Cost of fuel: Ghanaians must pay fair market prices – PUMA Energy President

The Head of Africa for petroleum Giant PUMA Energy, Fadi Mitri has argued that to ensure the constant supply of petroleum products on the Ghanaian market, consumers must be made to pay the fair market prices.

The Government of Ghana in the wake of liquidity challenges and the depleting foreign reserves of the country is resorting to policy measures such as the gold for oil deal to enhance Ghana’s energy security.

However, given that such measures are woefully inadequate to deal with all of Ghana’s petroleum needs, there are fears of a possible disruption in fuel supply if measures are not taken to provide forex to bulk oil distributors to import more petroleum products.

Speaking on the sidelines of his country visit to Ghana, the Head of Africa for PUMA Energy, Fadi Mitri told JoyNews that “we’ve been in Ghana for over 15 years and we are certainly one of the largest energy investors in the country.

“We’ve invested over the last ten years $450 Million. That puts us in a situation where in the current environment we are in, we have our hand on the pulse of the economy and on the crisis that is actually affecting Ghana today. We import a lot of gas oil and gasoline with our bulk distribution company. We are exposed to the liquidity, the dollar liquidity issues that we have that the country is facing”.

Touching on how the problem could be addressed, Fadi Matri indicated that “the answer to that from PUMA’s perspective is that what can ensure that supplies reliably arrive in Ghana is that Ghanaians are always able to pay the fair market price for the supplies.

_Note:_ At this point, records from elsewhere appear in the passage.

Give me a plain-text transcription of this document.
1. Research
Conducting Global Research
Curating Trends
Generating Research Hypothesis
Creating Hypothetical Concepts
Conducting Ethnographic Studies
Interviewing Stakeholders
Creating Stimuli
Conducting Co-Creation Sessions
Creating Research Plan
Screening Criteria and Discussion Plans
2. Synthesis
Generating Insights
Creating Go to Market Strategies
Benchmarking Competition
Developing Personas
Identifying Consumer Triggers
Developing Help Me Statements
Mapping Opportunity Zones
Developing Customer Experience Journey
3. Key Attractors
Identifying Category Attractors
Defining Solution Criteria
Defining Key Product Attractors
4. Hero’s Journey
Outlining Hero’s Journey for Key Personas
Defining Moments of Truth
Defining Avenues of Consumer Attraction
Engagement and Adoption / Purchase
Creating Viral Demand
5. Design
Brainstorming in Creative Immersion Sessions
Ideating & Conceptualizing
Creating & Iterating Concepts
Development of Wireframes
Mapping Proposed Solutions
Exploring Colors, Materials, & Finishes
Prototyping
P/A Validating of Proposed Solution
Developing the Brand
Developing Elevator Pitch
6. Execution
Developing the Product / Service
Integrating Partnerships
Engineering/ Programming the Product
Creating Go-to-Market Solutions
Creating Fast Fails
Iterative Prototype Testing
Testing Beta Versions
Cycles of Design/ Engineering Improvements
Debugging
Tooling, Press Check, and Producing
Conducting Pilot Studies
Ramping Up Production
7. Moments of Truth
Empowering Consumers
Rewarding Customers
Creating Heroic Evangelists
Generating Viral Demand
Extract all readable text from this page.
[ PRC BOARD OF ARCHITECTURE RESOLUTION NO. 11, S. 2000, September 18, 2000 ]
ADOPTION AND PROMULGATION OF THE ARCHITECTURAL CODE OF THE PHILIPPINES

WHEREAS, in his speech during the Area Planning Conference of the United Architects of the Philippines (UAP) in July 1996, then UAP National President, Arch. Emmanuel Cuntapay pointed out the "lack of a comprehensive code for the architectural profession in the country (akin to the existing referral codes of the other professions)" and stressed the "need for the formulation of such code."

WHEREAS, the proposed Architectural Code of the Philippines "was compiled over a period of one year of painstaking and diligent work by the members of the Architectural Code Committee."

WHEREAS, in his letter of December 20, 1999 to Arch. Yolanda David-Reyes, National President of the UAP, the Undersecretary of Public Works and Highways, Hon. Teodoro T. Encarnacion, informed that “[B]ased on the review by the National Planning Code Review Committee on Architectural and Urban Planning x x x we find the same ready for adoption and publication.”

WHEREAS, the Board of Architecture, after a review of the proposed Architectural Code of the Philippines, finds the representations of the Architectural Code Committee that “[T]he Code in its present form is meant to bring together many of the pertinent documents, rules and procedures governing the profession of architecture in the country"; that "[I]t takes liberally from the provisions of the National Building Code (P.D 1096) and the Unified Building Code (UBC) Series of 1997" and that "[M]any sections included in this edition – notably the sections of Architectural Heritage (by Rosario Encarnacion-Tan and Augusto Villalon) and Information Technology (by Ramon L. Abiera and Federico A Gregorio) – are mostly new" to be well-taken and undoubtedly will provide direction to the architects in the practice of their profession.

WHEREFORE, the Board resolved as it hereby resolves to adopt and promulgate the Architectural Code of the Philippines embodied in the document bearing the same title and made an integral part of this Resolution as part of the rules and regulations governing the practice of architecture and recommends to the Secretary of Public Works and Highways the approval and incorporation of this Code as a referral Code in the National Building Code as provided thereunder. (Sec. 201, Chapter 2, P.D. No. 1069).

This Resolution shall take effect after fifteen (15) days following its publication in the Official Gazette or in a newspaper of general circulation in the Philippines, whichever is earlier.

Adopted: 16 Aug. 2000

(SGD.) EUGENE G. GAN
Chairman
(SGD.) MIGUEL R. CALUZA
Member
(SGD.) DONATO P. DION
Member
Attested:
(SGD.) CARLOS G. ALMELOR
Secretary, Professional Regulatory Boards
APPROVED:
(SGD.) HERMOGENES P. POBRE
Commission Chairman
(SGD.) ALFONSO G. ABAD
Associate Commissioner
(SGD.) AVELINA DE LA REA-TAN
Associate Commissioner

“Now, Ghana is a deregulated market, which means that the price at the pump can move. But the price is in cedi. So if the foreign exchange is not allowed to move based on the market, then there will be problems.” he said.

Already, the Institute for Energy Security (IES) is predicting between seven per cent and 13 per cent jump in the prices of petrol, diesel and Liquefied Petroleum Gas (LPG), from February 1, 2023, for the next two weeks.

This means petrol will sell at about GH¢15 per litre, whilst diesel will go for over GH¢17 per litre. According to the IES, the rise in domestic fuel prices is due to the sharp depreciation of the cedi during the last two weeks and the rising international fuel prices as observed on the global S&P Platts platform.